À l'heure où il est question de vitalité de la scène artistique britannique, particulièrement sur son versant pictural, il est intéressant de se pencher sur la singularité de l'œuvre de Mick Finch, artiste vivant à Senlis et enseignant à Canterbury. La galerie Art & Patrimoine, après Le Carré à Lille au printemps, présente son dernier ensemble de tableaux intitulé Closer Than You Think, par lequel l'artiste s'inscrit résolument dans une investigation critique et historique des termes de la modernité et de la postmodernité en peinture. 

Ses grands formats articulent des éléments iconographiques autant que formels empruntés aux mass media et à l'abstraction dans les registres hétérogènes de la "belle forme" (on songe à Newman pour les découpes verticales du plan) et de l'informe (le camouflage). Le contour de Mickey, motif récurrent de la série, répété en surface comme une grille décorative, est enfoui sous la charge de peinture dégouttée ou fragmenté en éléments signifiants telles la prunelle ou les oreilles. Chaque tableau offre un aperçu des stratégies mises en œuvre, jouant des contradictions entre visibilité et invisibilité du motif. Lorsque le Mickey sature l'espace tel un patchwork (Evolution MM1), sa forme ne devient éloquente qu'inscrite en creux sur la bande orange qui chevauche le fond. Dans les Treillis nous assistons à sa perte sensible tandis que s'imposent les taches dansantes du camouflage qui empêchent toute résolution définitive en matière de reconnaissance et de complétude de l'image et du tableau.

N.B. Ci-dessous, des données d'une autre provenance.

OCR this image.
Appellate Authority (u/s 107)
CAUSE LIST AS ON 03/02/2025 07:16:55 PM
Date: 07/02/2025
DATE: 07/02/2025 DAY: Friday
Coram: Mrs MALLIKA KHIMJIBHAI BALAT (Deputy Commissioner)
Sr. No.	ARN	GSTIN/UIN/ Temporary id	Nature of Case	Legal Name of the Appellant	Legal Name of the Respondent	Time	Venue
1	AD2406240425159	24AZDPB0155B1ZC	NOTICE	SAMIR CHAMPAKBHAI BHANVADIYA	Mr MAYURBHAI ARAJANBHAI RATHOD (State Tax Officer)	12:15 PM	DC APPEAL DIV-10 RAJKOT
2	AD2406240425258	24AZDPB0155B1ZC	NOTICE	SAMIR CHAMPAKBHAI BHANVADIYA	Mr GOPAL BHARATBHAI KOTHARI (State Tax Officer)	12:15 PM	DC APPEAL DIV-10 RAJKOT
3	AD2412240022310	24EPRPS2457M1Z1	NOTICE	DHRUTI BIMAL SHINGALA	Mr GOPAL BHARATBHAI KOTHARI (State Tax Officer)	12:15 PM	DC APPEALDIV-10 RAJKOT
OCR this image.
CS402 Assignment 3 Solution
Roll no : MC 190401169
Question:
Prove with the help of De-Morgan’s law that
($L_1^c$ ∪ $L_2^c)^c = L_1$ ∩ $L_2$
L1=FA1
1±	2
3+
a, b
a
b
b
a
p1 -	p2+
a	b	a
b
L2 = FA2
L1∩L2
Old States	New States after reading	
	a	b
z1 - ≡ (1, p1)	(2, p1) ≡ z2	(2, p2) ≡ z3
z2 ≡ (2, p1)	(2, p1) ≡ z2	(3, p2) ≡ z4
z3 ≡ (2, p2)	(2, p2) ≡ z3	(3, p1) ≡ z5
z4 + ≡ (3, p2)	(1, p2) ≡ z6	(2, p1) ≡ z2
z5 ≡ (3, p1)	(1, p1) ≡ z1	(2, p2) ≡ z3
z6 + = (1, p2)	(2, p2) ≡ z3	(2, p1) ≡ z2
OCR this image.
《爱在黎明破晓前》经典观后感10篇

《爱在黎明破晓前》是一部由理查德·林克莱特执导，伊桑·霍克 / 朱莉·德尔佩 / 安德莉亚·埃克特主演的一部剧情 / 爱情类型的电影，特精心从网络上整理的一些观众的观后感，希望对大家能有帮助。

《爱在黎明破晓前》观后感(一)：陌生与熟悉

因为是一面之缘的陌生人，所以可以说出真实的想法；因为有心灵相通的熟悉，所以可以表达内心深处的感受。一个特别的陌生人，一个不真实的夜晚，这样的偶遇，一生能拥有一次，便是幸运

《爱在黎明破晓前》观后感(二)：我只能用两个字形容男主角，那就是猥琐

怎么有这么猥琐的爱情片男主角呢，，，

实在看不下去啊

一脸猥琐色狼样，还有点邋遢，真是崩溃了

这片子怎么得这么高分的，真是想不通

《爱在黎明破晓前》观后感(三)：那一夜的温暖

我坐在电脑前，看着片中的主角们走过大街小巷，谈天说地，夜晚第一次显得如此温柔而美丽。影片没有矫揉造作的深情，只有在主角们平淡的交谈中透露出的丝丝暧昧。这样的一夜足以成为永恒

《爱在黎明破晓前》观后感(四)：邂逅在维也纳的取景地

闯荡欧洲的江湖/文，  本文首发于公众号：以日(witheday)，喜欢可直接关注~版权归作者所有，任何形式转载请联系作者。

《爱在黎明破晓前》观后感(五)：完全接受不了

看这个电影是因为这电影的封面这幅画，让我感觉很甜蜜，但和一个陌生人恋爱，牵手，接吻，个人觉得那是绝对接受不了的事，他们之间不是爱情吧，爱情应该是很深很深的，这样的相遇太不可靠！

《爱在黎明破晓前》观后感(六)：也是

Cette exposition montre que Mick Finch se situe à la fois après l'histoire puisqu'il ne cesse d'user de prétextes - qui ne peuvent cependant se confondre avec un pré-texte moderniste dans lequel il suffirait de puiser une gamme de gestes acquis, à l'instar des néo-géo ou de ses compatriotes Rae et Begg -, et dans l'histoire ouverte de sa propre peinture. Comme l'écrit Philip Armstrong, si 

"l'œuvre ne fait pas face à sa contingence historique ; sa résistance et son incomplétude commencent plutôt à constituer une dimension de l'histoire qu'elle désire à la fois assumer comme condition et mise en question de son avenir".

Cette stratégie du devenir que l'on devine à l'œuvre dans ces tableaux doit beaucoup aux propres écrits critiques de Finch qui montrent un intérêt pour les peintures de Rouan ou de Bonnefoi couplé à la nécessité d'une approche conceptuelle et politique de notre contemporanéité héritée d'Art & Language, ce qui le rend unique dans le paysage artistique anglais et le promet à un dialogue fécond avec la pensée et la pratique du tableau toujours vivace en France.